The control of shear layer dynamics is central to all cavity-flow control strategies due to coupling between the separated shear layer dynamics and cavity resonance characteristics. Therefore, the cavity flow stabilization technology proposed by TDA has wide-spread application to combustion flameholding and acoustic noise reduction. For example, future high speed aircraft powered by turbine-based combined cycle engines would benefit from low Mach transition to scramjet mode. In addition, the aircraft wheel wells are a large source of noise pollution during take-off and landing, which could be alleviated through shear layer control.
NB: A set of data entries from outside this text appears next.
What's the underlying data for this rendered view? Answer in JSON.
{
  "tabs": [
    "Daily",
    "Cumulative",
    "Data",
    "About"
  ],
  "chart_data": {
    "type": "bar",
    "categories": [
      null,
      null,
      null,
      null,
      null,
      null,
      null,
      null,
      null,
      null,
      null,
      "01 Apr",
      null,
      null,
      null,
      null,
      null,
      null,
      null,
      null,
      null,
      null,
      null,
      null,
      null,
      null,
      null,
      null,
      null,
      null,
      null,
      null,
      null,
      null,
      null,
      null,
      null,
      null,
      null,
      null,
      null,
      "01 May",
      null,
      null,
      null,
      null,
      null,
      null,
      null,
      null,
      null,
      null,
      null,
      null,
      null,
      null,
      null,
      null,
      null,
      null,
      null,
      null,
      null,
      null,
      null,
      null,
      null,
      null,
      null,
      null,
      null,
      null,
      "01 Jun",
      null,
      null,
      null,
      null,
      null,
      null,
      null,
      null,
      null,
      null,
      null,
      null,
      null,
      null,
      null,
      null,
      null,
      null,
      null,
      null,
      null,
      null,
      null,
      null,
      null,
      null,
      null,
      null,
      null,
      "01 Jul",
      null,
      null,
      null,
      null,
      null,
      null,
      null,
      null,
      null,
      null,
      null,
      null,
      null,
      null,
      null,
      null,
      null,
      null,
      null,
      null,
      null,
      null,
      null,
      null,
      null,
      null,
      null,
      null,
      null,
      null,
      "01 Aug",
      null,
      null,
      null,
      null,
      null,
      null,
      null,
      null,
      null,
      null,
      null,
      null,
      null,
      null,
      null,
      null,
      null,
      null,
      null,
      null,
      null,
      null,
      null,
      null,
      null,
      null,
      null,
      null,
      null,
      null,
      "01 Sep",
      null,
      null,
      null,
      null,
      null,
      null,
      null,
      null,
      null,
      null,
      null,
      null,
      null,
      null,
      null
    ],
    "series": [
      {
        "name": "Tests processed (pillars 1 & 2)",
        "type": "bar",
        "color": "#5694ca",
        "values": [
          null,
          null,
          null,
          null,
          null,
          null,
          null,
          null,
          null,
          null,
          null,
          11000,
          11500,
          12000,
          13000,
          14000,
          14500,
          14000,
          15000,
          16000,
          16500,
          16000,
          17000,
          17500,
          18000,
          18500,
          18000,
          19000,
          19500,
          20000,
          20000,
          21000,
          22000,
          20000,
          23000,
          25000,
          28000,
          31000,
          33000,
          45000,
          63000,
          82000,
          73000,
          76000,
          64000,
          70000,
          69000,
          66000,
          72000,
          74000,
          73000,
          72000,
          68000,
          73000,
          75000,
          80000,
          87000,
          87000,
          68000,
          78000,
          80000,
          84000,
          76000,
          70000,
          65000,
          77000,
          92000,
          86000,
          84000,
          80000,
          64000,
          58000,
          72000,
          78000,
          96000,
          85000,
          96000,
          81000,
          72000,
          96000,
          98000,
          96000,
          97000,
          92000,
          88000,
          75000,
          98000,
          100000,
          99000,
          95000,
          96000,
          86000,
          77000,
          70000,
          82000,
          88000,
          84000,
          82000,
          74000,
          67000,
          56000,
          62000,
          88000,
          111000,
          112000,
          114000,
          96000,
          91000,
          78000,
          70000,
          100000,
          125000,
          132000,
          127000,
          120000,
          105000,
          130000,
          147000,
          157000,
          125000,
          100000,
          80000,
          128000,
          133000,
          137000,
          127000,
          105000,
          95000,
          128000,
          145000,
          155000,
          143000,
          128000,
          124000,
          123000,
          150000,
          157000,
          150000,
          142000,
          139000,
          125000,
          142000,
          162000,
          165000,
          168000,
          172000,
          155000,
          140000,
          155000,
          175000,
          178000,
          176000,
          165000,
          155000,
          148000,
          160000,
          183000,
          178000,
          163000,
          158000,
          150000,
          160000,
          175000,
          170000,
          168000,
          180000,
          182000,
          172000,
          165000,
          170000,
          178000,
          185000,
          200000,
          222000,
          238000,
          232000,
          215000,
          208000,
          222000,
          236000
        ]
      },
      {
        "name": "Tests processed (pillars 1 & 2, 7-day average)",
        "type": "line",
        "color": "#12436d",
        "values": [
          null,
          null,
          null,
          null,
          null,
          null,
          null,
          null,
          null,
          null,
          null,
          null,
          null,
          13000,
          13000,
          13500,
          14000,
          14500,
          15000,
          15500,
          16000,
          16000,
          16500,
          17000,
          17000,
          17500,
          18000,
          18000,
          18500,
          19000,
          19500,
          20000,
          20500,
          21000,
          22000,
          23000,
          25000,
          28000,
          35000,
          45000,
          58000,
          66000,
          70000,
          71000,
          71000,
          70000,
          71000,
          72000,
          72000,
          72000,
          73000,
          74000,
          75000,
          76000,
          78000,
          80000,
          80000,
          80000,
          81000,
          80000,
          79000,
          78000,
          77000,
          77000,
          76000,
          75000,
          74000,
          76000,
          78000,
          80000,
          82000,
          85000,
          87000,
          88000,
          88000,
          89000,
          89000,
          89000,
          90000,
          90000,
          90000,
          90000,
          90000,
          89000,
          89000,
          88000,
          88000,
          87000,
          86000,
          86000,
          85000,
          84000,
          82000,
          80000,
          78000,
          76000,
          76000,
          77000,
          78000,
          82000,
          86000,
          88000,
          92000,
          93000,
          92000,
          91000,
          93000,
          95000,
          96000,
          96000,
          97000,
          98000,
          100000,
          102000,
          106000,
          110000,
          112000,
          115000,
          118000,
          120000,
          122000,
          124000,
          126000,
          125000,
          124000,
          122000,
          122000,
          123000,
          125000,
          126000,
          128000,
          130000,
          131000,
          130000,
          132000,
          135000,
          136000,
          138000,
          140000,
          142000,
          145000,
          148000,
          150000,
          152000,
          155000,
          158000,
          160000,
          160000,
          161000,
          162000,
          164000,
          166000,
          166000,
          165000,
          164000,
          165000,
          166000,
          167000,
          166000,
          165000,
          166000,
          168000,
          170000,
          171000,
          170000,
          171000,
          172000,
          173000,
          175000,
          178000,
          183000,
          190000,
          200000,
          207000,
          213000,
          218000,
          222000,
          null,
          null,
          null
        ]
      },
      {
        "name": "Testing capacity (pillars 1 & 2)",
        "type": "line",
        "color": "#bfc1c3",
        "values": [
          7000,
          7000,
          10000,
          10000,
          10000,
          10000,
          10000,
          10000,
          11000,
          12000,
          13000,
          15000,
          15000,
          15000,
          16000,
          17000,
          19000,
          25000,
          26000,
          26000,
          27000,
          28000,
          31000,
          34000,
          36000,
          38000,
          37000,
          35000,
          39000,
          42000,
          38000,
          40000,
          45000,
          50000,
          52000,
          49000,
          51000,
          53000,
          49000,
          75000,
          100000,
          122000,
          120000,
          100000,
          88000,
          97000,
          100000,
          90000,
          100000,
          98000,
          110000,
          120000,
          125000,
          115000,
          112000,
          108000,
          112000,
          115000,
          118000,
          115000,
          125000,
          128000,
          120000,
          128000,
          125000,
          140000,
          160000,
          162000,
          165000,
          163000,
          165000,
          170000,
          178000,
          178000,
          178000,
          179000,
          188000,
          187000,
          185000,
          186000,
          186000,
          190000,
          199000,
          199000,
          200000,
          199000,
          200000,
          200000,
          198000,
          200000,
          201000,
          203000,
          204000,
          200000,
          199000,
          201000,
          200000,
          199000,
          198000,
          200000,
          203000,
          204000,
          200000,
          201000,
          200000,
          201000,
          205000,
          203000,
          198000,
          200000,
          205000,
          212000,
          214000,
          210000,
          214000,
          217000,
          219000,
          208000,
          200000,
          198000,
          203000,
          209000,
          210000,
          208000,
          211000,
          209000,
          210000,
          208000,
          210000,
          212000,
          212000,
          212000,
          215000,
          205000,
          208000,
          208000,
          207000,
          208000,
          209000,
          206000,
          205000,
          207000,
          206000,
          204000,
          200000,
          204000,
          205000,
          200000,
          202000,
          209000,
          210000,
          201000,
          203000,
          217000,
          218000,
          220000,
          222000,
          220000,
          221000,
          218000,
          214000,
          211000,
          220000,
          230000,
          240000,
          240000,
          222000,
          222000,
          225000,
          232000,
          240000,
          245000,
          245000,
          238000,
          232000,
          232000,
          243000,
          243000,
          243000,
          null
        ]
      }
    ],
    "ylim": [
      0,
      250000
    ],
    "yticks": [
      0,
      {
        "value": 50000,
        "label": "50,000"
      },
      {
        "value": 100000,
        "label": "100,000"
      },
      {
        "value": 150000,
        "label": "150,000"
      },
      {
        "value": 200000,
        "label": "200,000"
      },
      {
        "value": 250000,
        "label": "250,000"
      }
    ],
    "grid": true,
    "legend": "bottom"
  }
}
Countercurrent shear layer technology has also been shown to be effective in thrust vector control (TVC) resulting in increased aircraft agility. Improved short takeoff and landing capability for military aircraft is expected because of increased lift from a TVC system.

We can also apply this technology to automotive noise reduction for neighborhood and passenger comfort. Noise due to separated flow in wheel wells and off of side mirrors could be reduced.

In addition, a counterflow TVC system can increase missile agility resulting in reduced time-to-target and increased probability of kill.